Unresolved questions
The names of the new methods are not as nice as the old ones, maybe some
alternatives can be found.
For the pattern where poisoning can be ignored it might be reasonable to
add a force_acquire method that always returns the guard and ignores the
poison flag. This can be useful
Also, the first part of the statement is not true. It is possible to recover a poisoned mutex: the PoisonError has into_inner() to receive the poisoned value. You could use that to initialize a brand new value and insert it back. A sentinel thread could do this to make sure the value is cleaned up and still usable by other tasks, for example.

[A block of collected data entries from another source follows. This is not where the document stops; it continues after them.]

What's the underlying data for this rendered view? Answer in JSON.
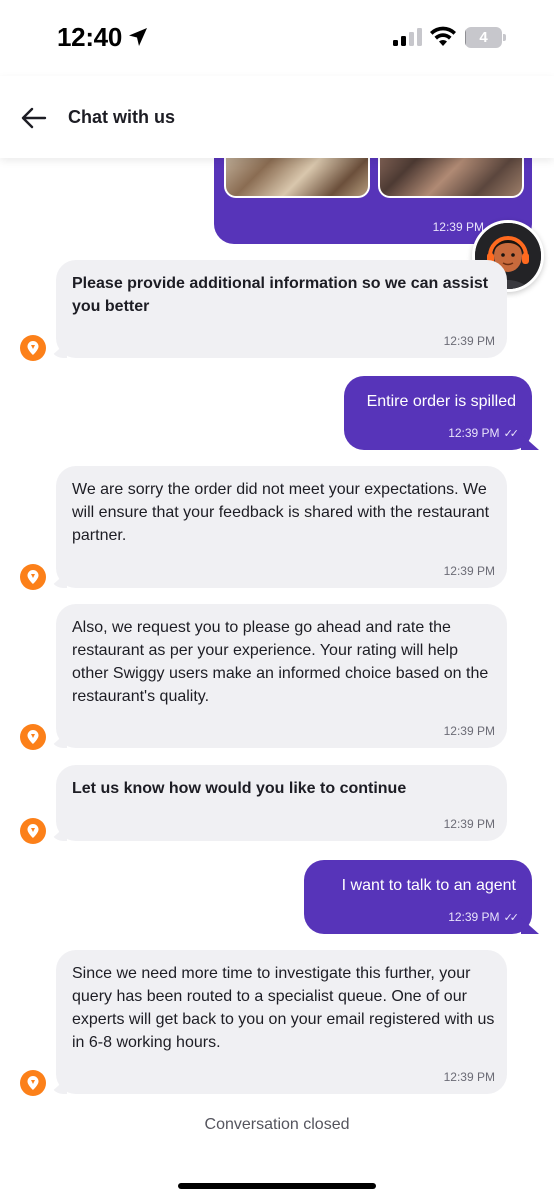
{
  "status_bar": {
    "time": "12:40",
    "battery": "4",
    "battery_level": 0.04
  },
  "header": {
    "title": "Chat with us"
  },
  "messages": [
    {
      "sender": "user",
      "type": "images",
      "time": "12:39 PM"
    },
    {
      "sender": "bot",
      "text": "Please provide additional information so we can assist you better",
      "time": "12:39 PM"
    },
    {
      "sender": "user",
      "text": "Entire order is spilled",
      "time": "12:39 PM"
    },
    {
      "sender": "bot",
      "text": "We are sorry the order did not meet your expectations. We will ensure that your feedback is shared with the restaurant partner.",
      "time": "12:39 PM"
    },
    {
      "sender": "bot",
      "text": "Also, we request you to please go ahead and rate the restaurant as per your experience. Your rating will help other Swiggy users make an informed choice based on the restaurant's quality.",
      "time": "12:39 PM"
    },
    {
      "sender": "bot",
      "text": "Let us know how would you like to continue",
      "time": "12:39 PM"
    },
    {
      "sender": "user",
      "text": "I want to talk to an agent",
      "time": "12:39 PM"
    },
    {
      "sender": "bot",
      "text": "Since we need more time to investigate this further, your query has been routed to a specialist queue. One of our experts will get back to you on your email registered with us in 6-8 working hours.",
      "time": "12:39 PM"
    }
  ],
  "footer": {
    "conversation_status": "Conversation closed"
  },
  "colors": {
    "user_bubble": "#5734b9",
    "bot_bubble": "#f0f0f3",
    "brand_orange": "#fc8019"
  }
}
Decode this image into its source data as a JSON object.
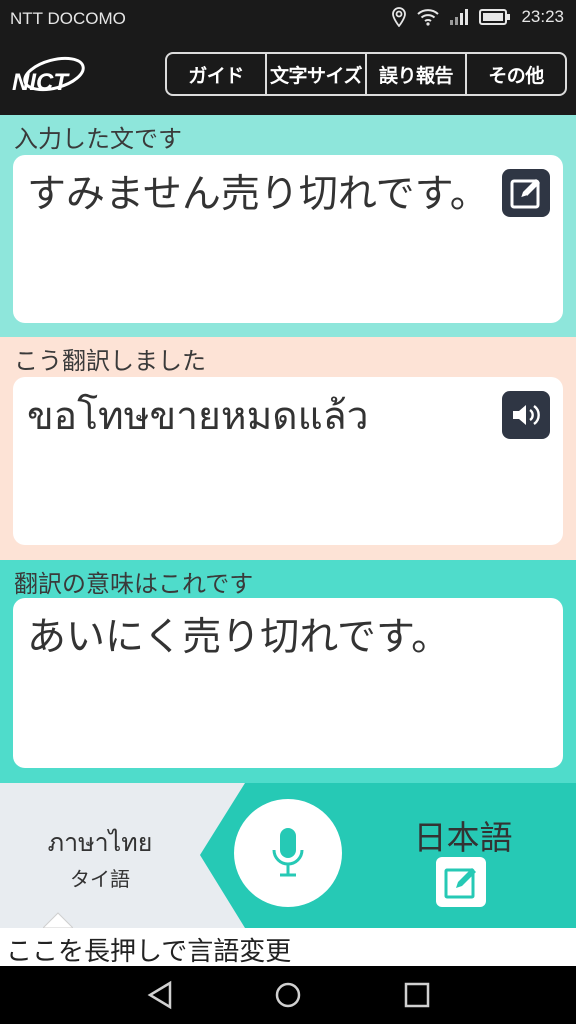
{
  "status_bar": {
    "carrier": "NTT DOCOMO",
    "time": "23:23",
    "icons": [
      "location-icon",
      "wifi-icon",
      "signal-icon",
      "battery-icon"
    ]
  },
  "app_bar": {
    "logo_text": "NICT",
    "menu": [
      {
        "label": "ガイド"
      },
      {
        "label": "文字サイズ"
      },
      {
        "label": "誤り報告"
      },
      {
        "label": "その他"
      }
    ]
  },
  "input_section": {
    "label": "入力した文です",
    "text": "すみません売り切れです。",
    "bg_color": "#8ee6db",
    "icon": "edit-icon"
  },
  "translation_section": {
    "label": "こう翻訳しました",
    "text": "ขอโทษขายหมดแล้ว",
    "bg_color": "#fde3d6",
    "icon": "speaker-icon"
  },
  "backtranslation_section": {
    "label": "翻訳の意味はこれです",
    "text": "あいにく売り切れです。",
    "bg_color": "#4fdccb"
  },
  "bottom_bar": {
    "source_lang_native": "ภาษาไทย",
    "source_lang_jp": "タイ語",
    "target_lang": "日本語",
    "mic_icon": "microphone-icon",
    "target_edit_icon": "edit-icon",
    "accent_color": "#26c9b5"
  },
  "hint": {
    "text": "ここを長押しで言語変更"
  },
  "nav_bar": {
    "icons": [
      "back-icon",
      "home-icon",
      "recents-icon"
    ]
  }
}
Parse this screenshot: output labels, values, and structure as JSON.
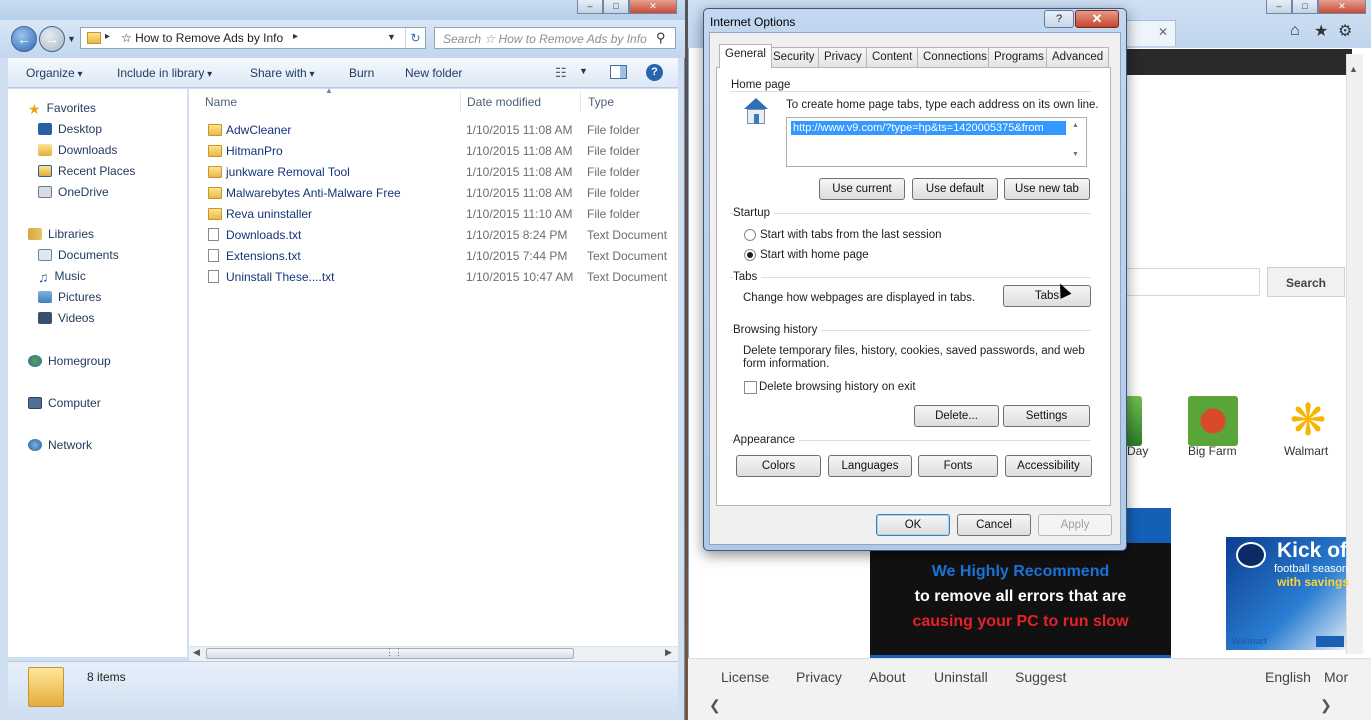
{
  "explorer": {
    "address": "☆ How to Remove Ads by Info",
    "search_placeholder": "Search ☆ How to Remove Ads by Info",
    "toolbar": {
      "organize": "Organize",
      "include_in_library": "Include in library",
      "share_with": "Share with",
      "burn": "Burn",
      "new_folder": "New folder"
    },
    "nav": {
      "favorites": "Favorites",
      "desktop": "Desktop",
      "downloads": "Downloads",
      "recent_places": "Recent Places",
      "onedrive": "OneDrive",
      "libraries": "Libraries",
      "documents": "Documents",
      "music": "Music",
      "pictures": "Pictures",
      "videos": "Videos",
      "homegroup": "Homegroup",
      "computer": "Computer",
      "network": "Network"
    },
    "columns": {
      "name": "Name",
      "date_modified": "Date modified",
      "type": "Type"
    },
    "files": [
      {
        "name": "AdwCleaner",
        "date": "1/10/2015 11:08 AM",
        "type": "File folder",
        "kind": "folder"
      },
      {
        "name": "HitmanPro",
        "date": "1/10/2015 11:08 AM",
        "type": "File folder",
        "kind": "folder"
      },
      {
        "name": "junkware Removal Tool",
        "date": "1/10/2015 11:08 AM",
        "type": "File folder",
        "kind": "folder"
      },
      {
        "name": "Malwarebytes Anti-Malware Free",
        "date": "1/10/2015 11:08 AM",
        "type": "File folder",
        "kind": "folder"
      },
      {
        "name": "Reva uninstaller",
        "date": "1/10/2015 11:10 AM",
        "type": "File folder",
        "kind": "folder"
      },
      {
        "name": "Downloads.txt",
        "date": "1/10/2015 8:24 PM",
        "type": "Text Document",
        "kind": "txt"
      },
      {
        "name": "Extensions.txt",
        "date": "1/10/2015 7:44 PM",
        "type": "Text Document",
        "kind": "txt"
      },
      {
        "name": "Uninstall These....txt",
        "date": "1/10/2015 10:47 AM",
        "type": "Text Document",
        "kind": "txt"
      }
    ],
    "status": "8 items"
  },
  "browser": {
    "search_button": "Search",
    "tiles": [
      {
        "label": "e Day",
        "icon": "green-tile-icon"
      },
      {
        "label": "Big Farm",
        "icon": "big-farm-icon"
      },
      {
        "label": "Walmart",
        "icon": "walmart-icon"
      }
    ],
    "ad": {
      "line1": "We Highly Recommend",
      "line2": "to remove all errors that are",
      "line3": "causing your PC to run slow"
    },
    "promo": {
      "headline": "Kick of",
      "sub1": "football season",
      "sub2": "with savings",
      "brand": "Walmart"
    },
    "footer": [
      "License",
      "Privacy",
      "About",
      "Uninstall",
      "Suggest"
    ],
    "language": "English",
    "more": "Mor"
  },
  "dialog": {
    "title": "Internet Options",
    "help": "?",
    "close": "✕",
    "tabs": [
      "General",
      "Security",
      "Privacy",
      "Content",
      "Connections",
      "Programs",
      "Advanced"
    ],
    "home_page": {
      "heading": "Home page",
      "instruction": "To create home page tabs, type each address on its own line.",
      "url": "http://www.v9.com/?type=hp&ts=1420005375&from",
      "use_current": "Use current",
      "use_default": "Use default",
      "use_new_tab": "Use new tab"
    },
    "startup": {
      "heading": "Startup",
      "option_last_session": "Start with tabs from the last session",
      "option_home_page": "Start with home page",
      "selected": "home_page"
    },
    "tabs_section": {
      "heading": "Tabs",
      "description": "Change how webpages are displayed in tabs.",
      "button": "Tabs"
    },
    "browsing_history": {
      "heading": "Browsing history",
      "description_line1": "Delete temporary files, history, cookies, saved passwords, and web",
      "description_line2": "form information.",
      "delete_on_exit": "Delete browsing history on exit",
      "delete_on_exit_checked": false,
      "delete_button": "Delete...",
      "settings_button": "Settings"
    },
    "appearance": {
      "heading": "Appearance",
      "colors": "Colors",
      "languages": "Languages",
      "fonts": "Fonts",
      "accessibility": "Accessibility"
    },
    "ok": "OK",
    "cancel": "Cancel",
    "apply": "Apply"
  },
  "colors": {
    "selection": "#3399ff",
    "link": "#13357a",
    "ad_blue": "#1a73d9",
    "ad_red": "#e8202a"
  }
}
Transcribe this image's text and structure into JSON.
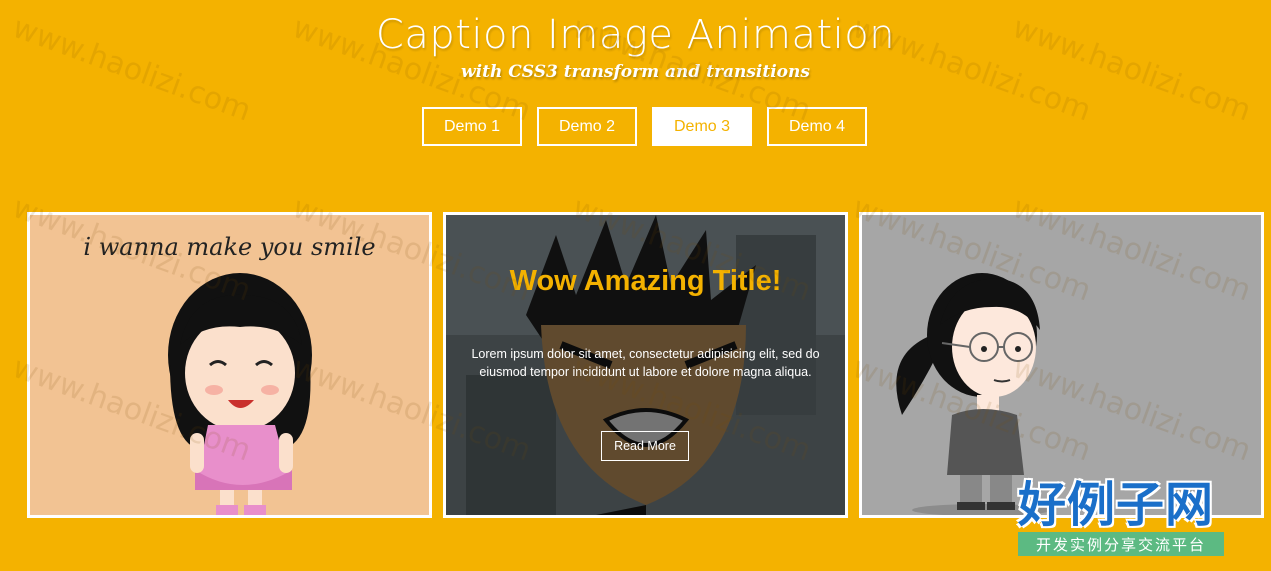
{
  "header": {
    "title": "Caption Image Animation",
    "subtitle": "with CSS3 transform and transitions"
  },
  "nav": {
    "items": [
      {
        "label": "Demo 1",
        "active": false
      },
      {
        "label": "Demo 2",
        "active": false
      },
      {
        "label": "Demo 3",
        "active": true
      },
      {
        "label": "Demo 4",
        "active": false
      }
    ]
  },
  "gallery": {
    "card1": {
      "image_text": "i wanna make you smile"
    },
    "card2": {
      "caption_title": "Wow Amazing Title!",
      "caption_text": "Lorem ipsum dolor sit amet, consectetur adipisicing elit, sed do eiusmod tempor incididunt ut labore et dolore magna aliqua.",
      "button_label": "Read More"
    }
  },
  "watermark": {
    "text": "www.haolizi.com"
  },
  "logo": {
    "main": "好例子网",
    "sub": "开发实例分享交流平台"
  },
  "colors": {
    "background": "#f4b200",
    "accent": "#f4b200",
    "text": "#ffffff",
    "logo_blue": "#1a6fc9",
    "logo_green": "#5cba82"
  }
}
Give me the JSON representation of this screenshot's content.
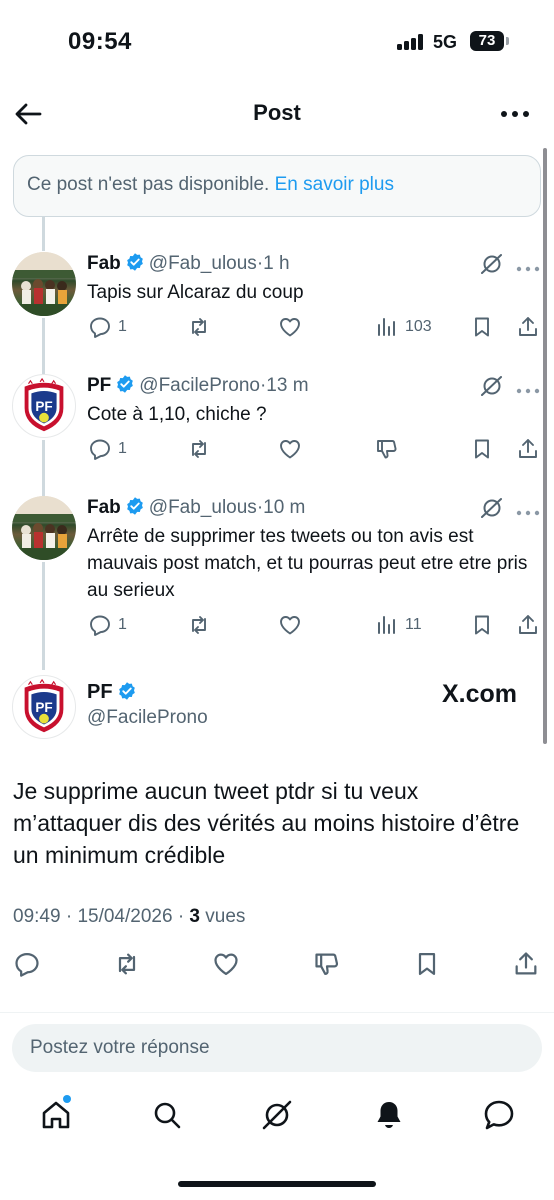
{
  "status_bar": {
    "time": "09:54",
    "network": "5G",
    "battery": "73"
  },
  "header": {
    "title": "Post"
  },
  "notice": {
    "text": "Ce post n'est pas disponible.",
    "link": "En savoir plus"
  },
  "thread": [
    {
      "name": "Fab",
      "handle": "@Fab_ulous",
      "separator": "·",
      "time": "1 h",
      "text": "Tapis sur Alcaraz du coup",
      "replies": "1",
      "views": "103",
      "third_action": "views-icon"
    },
    {
      "name": "PF",
      "handle": "@FacileProno",
      "separator": "·",
      "time": "13 m",
      "text": "Cote à 1,10, chiche ?",
      "replies": "1",
      "views": "",
      "third_action": "dislike-icon"
    },
    {
      "name": "Fab",
      "handle": "@Fab_ulous",
      "separator": "·",
      "time": "10 m",
      "text": "Arrête de supprimer tes tweets ou ton avis est mauvais post match, et tu pourras peut etre etre pris au serieux",
      "replies": "1",
      "views": "11",
      "third_action": "views-icon"
    }
  ],
  "main_post": {
    "name": "PF",
    "handle": "@FacileProno",
    "watermark": "X.com",
    "text": "Je supprime aucun tweet ptdr si tu veux m’attaquer dis des vérités au moins histoire d’être un minimum crédible",
    "time": "09:49",
    "date": "15/04/2026",
    "separator": "·",
    "views_count": "3",
    "views_label": "vues"
  },
  "reply": {
    "placeholder": "Postez votre réponse"
  },
  "tabs": [
    "home-icon",
    "search-icon",
    "grok-icon",
    "notifications-icon",
    "messages-icon"
  ],
  "colors": {
    "accent": "#1d9bf0",
    "text": "#0f1419",
    "secondary": "#536471",
    "border": "#cfd9de"
  }
}
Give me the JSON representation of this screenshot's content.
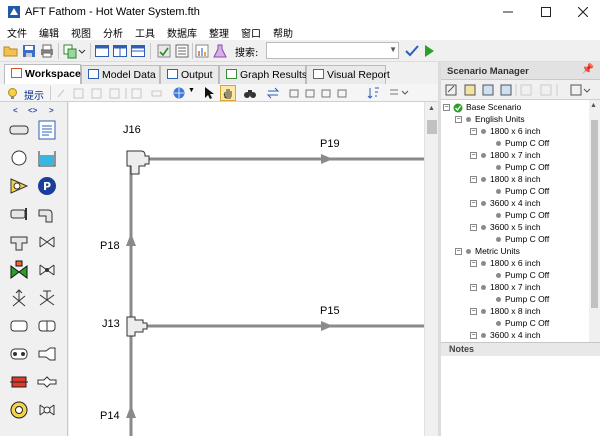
{
  "window": {
    "title": "AFT Fathom - Hot Water System.fth"
  },
  "menu": [
    "文件",
    "编辑",
    "视图",
    "分析",
    "工具",
    "数据库",
    "整理",
    "窗口",
    "帮助"
  ],
  "toolbar": {
    "search_label": "搜索:",
    "search_value": ""
  },
  "tabs": [
    {
      "label": "Workspace",
      "active": true
    },
    {
      "label": "Model Data",
      "active": false
    },
    {
      "label": "Output",
      "active": false
    },
    {
      "label": "Graph Results",
      "active": false
    },
    {
      "label": "Visual Report",
      "active": false
    }
  ],
  "workspace_toolbar": {
    "tip_label": "提示"
  },
  "palette_nav": [
    "<",
    "<>",
    ">"
  ],
  "canvas": {
    "junctions": [
      "J16",
      "J13"
    ],
    "pipes": [
      "P19",
      "P18",
      "P15",
      "P14"
    ]
  },
  "scenario_manager": {
    "title": "Scenario Manager",
    "tree": [
      {
        "label": "Base Scenario",
        "level": 0
      },
      {
        "label": "English Units",
        "level": 1
      },
      {
        "label": "1800 x 6 inch",
        "level": 2
      },
      {
        "label": "Pump C Off",
        "level": 3
      },
      {
        "label": "1800 x 7 inch",
        "level": 2
      },
      {
        "label": "Pump C Off",
        "level": 3
      },
      {
        "label": "1800 x 8 inch",
        "level": 2
      },
      {
        "label": "Pump C Off",
        "level": 3
      },
      {
        "label": "3600 x 4 inch",
        "level": 2
      },
      {
        "label": "Pump C Off",
        "level": 3
      },
      {
        "label": "3600 x 5 inch",
        "level": 2
      },
      {
        "label": "Pump C Off",
        "level": 3
      },
      {
        "label": "Metric Units",
        "level": 1
      },
      {
        "label": "1800 x 6 inch",
        "level": 2
      },
      {
        "label": "Pump C Off",
        "level": 3
      },
      {
        "label": "1800 x 7 inch",
        "level": 2
      },
      {
        "label": "Pump C Off",
        "level": 3
      },
      {
        "label": "1800 x 8 inch",
        "level": 2
      },
      {
        "label": "Pump C Off",
        "level": 3
      },
      {
        "label": "3600 x 4 inch",
        "level": 2
      }
    ],
    "notes_title": "Notes"
  }
}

Was the discussion logged? I’d like to see that argument. I’m not sure what could have convinced the implementers to go with an API that seems to violate the principle that panics are for unrecoverable situations. Everyone who learns this API is being told “if any of the other threads panicked, you’re supposed to handle that.” In practice, people don’t seem to bother most of the time, and for good reason.
I would like to see @mitsuhiko’s acquire added, to deftly express that you’re not expected to be handling poisoning all of the time.
I don't believe there is a log of the conversation, however it's never quite as simple as "panics are for unrecoverable situations" -- in particular, we usually view threads as natural recovery points in the system, which makes mutex (and channels) a kind of middle ground.